The Notice does not explicitly provide an extension of the amendment deadline for tax-exempt (nongovernmental) 457(b) plans, which are subject to the required minimum distribution rules, and by extension, the changes to such rules under the SECURE Act. As such, plan sponsors maintaining tax-exempt 457(b) plans may still need to amend their 457(b) plans by December 31, 2022 (for calendar year plans), if their plan does not already satisfy those requirements.

Next Steps

Helpfully, the extended deadlines provide additional time for plan sponsors to prepare certain amendments and give the IRS additional runway to issue guidance that could impact the implementation of these amendments.
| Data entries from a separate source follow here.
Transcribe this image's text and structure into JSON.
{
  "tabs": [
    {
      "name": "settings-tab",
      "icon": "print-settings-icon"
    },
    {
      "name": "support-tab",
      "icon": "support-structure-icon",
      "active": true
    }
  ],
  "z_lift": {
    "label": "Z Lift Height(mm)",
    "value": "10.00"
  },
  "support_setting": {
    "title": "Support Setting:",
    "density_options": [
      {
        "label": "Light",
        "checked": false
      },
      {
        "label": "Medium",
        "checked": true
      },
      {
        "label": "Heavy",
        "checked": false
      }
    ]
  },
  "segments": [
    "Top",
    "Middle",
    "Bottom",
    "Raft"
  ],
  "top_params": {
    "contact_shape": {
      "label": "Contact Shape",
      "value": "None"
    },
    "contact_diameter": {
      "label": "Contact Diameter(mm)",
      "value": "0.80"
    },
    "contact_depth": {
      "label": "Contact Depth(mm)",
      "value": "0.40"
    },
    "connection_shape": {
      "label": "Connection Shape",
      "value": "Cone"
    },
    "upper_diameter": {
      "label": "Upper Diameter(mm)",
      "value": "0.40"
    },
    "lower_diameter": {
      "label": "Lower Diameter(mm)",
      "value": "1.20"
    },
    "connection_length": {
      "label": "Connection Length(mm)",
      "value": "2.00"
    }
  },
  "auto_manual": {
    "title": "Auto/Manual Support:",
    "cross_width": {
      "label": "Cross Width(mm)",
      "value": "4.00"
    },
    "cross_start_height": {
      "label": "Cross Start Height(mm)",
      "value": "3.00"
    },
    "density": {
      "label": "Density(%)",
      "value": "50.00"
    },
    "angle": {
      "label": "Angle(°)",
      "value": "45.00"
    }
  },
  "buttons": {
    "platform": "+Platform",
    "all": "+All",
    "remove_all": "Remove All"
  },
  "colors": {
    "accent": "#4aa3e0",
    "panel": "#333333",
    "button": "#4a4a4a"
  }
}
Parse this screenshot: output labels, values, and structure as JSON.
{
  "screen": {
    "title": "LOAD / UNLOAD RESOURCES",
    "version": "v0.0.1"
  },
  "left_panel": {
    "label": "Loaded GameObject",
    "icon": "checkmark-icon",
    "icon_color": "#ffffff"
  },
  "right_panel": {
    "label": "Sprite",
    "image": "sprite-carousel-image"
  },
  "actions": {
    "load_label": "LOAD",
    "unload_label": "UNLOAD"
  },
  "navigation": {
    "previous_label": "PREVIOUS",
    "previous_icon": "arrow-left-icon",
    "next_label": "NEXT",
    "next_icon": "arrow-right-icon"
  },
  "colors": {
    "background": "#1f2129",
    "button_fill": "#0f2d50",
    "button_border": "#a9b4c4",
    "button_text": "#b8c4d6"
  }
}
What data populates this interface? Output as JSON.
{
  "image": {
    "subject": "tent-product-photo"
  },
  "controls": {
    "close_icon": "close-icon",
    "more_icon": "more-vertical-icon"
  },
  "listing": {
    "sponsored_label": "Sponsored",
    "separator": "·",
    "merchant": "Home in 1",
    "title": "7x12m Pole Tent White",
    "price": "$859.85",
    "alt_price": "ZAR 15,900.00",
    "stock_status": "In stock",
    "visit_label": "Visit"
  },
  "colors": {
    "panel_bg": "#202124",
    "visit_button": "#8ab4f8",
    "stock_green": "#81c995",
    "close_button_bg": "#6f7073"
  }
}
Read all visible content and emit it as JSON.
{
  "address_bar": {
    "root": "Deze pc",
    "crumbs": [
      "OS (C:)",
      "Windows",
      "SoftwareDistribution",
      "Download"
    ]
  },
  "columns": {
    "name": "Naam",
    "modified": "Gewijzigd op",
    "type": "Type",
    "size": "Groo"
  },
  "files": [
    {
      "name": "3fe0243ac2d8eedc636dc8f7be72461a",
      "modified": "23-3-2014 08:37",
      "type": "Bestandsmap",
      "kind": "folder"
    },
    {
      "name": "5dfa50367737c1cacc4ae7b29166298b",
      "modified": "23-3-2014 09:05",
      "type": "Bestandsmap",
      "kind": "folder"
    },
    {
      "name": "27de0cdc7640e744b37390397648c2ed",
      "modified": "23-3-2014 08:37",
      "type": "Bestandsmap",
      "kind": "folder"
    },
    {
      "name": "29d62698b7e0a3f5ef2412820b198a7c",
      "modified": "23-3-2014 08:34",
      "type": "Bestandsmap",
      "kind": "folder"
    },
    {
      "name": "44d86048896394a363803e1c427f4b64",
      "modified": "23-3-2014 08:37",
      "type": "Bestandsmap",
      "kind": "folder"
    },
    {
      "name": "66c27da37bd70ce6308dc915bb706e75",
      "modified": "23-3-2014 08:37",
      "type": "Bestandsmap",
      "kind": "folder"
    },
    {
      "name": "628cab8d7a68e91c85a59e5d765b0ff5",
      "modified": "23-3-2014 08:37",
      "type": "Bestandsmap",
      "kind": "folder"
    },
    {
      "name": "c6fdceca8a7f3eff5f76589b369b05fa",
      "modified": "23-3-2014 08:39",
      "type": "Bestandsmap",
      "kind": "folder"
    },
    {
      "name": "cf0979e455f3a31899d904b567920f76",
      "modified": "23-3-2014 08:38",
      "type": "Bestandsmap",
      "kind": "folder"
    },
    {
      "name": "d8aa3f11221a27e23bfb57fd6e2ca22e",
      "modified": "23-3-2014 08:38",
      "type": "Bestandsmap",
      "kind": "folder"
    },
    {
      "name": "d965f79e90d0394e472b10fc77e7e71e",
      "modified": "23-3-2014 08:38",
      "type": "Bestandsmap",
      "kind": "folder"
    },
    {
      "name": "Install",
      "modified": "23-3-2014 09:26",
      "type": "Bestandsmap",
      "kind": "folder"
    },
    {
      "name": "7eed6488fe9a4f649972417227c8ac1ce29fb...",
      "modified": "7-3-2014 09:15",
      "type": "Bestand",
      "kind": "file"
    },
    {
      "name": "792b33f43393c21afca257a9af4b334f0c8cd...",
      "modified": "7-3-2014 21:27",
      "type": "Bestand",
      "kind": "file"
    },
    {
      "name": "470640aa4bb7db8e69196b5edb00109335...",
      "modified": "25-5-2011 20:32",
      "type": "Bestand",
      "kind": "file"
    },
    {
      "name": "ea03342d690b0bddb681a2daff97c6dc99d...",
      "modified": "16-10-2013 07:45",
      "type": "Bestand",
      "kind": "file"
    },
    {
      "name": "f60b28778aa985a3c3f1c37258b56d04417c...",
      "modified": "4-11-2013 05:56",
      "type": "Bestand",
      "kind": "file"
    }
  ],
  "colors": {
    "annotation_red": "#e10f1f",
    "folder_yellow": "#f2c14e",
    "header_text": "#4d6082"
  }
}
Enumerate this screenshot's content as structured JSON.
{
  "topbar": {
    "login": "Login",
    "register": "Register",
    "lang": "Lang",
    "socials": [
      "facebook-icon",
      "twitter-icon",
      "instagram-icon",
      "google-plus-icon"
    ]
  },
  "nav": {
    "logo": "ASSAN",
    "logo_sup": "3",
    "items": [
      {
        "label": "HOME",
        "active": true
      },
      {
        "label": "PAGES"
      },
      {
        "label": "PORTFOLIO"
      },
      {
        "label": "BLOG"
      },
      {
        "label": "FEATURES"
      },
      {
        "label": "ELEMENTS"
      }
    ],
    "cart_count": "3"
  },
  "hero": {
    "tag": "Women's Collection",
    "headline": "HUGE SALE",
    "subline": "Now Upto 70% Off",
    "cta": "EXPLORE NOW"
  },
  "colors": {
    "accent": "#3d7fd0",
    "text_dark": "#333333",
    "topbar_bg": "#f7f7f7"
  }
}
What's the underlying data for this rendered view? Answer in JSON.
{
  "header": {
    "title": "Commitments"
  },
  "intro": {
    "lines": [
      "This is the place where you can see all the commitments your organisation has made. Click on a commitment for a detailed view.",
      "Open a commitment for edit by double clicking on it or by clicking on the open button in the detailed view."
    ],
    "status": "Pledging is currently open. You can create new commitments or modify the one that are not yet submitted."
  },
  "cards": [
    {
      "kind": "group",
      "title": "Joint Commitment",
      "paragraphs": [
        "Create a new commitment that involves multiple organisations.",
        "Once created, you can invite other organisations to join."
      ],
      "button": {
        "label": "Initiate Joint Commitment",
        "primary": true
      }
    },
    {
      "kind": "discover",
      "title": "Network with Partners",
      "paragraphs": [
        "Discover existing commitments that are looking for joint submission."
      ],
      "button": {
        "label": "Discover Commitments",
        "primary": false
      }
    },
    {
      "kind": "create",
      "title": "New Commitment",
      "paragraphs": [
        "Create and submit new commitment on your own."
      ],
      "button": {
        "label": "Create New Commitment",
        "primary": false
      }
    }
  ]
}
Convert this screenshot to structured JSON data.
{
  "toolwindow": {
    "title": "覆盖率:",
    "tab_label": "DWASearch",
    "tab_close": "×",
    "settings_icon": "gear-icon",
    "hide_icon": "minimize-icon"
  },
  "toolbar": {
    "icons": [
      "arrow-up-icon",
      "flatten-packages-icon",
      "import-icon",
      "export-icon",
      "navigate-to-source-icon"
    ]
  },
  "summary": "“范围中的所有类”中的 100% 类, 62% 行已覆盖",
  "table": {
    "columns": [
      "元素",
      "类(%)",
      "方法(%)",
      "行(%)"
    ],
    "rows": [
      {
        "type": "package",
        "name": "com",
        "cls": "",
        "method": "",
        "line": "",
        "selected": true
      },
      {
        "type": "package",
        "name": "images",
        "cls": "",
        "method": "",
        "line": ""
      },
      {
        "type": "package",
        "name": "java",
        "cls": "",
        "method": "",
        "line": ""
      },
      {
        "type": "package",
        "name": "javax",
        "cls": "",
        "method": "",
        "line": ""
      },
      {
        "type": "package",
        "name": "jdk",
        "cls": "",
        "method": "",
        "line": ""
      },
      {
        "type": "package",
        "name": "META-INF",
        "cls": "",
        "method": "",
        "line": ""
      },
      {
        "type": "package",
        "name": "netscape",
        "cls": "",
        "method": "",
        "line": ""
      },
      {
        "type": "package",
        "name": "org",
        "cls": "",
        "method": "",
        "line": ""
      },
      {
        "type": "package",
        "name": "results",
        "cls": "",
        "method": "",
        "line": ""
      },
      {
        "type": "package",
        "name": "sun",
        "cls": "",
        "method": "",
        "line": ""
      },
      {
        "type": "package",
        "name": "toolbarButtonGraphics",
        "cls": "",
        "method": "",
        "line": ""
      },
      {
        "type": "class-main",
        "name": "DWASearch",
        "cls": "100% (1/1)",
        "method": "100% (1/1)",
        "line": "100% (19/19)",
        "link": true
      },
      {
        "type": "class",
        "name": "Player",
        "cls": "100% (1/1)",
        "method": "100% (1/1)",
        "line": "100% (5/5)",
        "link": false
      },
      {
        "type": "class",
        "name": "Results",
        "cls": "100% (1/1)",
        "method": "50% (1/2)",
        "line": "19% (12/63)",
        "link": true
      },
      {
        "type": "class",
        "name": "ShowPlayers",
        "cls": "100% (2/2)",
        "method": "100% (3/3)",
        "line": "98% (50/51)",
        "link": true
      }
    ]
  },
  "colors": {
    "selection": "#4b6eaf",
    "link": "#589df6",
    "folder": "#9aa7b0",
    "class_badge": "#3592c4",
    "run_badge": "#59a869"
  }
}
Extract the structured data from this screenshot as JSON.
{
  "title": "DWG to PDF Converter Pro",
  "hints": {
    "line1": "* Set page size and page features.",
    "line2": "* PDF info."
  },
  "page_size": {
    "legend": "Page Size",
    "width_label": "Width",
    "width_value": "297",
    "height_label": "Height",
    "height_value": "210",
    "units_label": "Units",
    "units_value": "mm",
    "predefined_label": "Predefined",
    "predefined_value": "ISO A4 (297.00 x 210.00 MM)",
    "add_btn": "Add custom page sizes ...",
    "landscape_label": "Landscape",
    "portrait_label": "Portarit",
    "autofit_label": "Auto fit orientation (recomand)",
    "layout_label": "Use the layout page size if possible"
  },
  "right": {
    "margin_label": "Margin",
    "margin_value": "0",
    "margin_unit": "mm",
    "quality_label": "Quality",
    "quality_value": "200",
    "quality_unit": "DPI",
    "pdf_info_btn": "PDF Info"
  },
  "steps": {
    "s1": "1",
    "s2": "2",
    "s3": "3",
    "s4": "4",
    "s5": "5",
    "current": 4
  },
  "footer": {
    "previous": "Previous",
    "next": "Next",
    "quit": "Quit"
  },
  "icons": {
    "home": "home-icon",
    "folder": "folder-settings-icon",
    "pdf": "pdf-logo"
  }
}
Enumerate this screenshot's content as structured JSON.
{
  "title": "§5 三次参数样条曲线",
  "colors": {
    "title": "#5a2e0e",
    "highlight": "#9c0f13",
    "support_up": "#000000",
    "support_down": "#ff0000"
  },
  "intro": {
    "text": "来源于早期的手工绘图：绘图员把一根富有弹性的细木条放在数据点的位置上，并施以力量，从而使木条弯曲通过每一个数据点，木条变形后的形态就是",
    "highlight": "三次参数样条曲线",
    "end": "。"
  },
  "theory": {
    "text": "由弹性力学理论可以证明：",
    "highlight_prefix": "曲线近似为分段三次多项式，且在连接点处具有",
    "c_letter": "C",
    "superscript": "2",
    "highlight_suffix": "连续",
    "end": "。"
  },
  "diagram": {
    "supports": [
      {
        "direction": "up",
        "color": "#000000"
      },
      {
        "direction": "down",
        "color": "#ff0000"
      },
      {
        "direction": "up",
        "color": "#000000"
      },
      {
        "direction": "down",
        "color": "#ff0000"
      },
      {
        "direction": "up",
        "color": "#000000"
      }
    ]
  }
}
The Notice indicates that the IRS expects to include certain guidance under the SECURE Act on its 2023 Required Amendments List, and it is anticipated that eligible plan sponsors will be able to adopt all applicable SECURE Act, Miners Act, and CARES Act amendments on a single date. However, it is very important to remember that several amendment deadlines were not extended, and those amendments are still due by the end of the year for calendar year plans. Therefore, plan sponsors should review their plans to determine which, if any, amendment s they will be required to adopt this fall and early winter.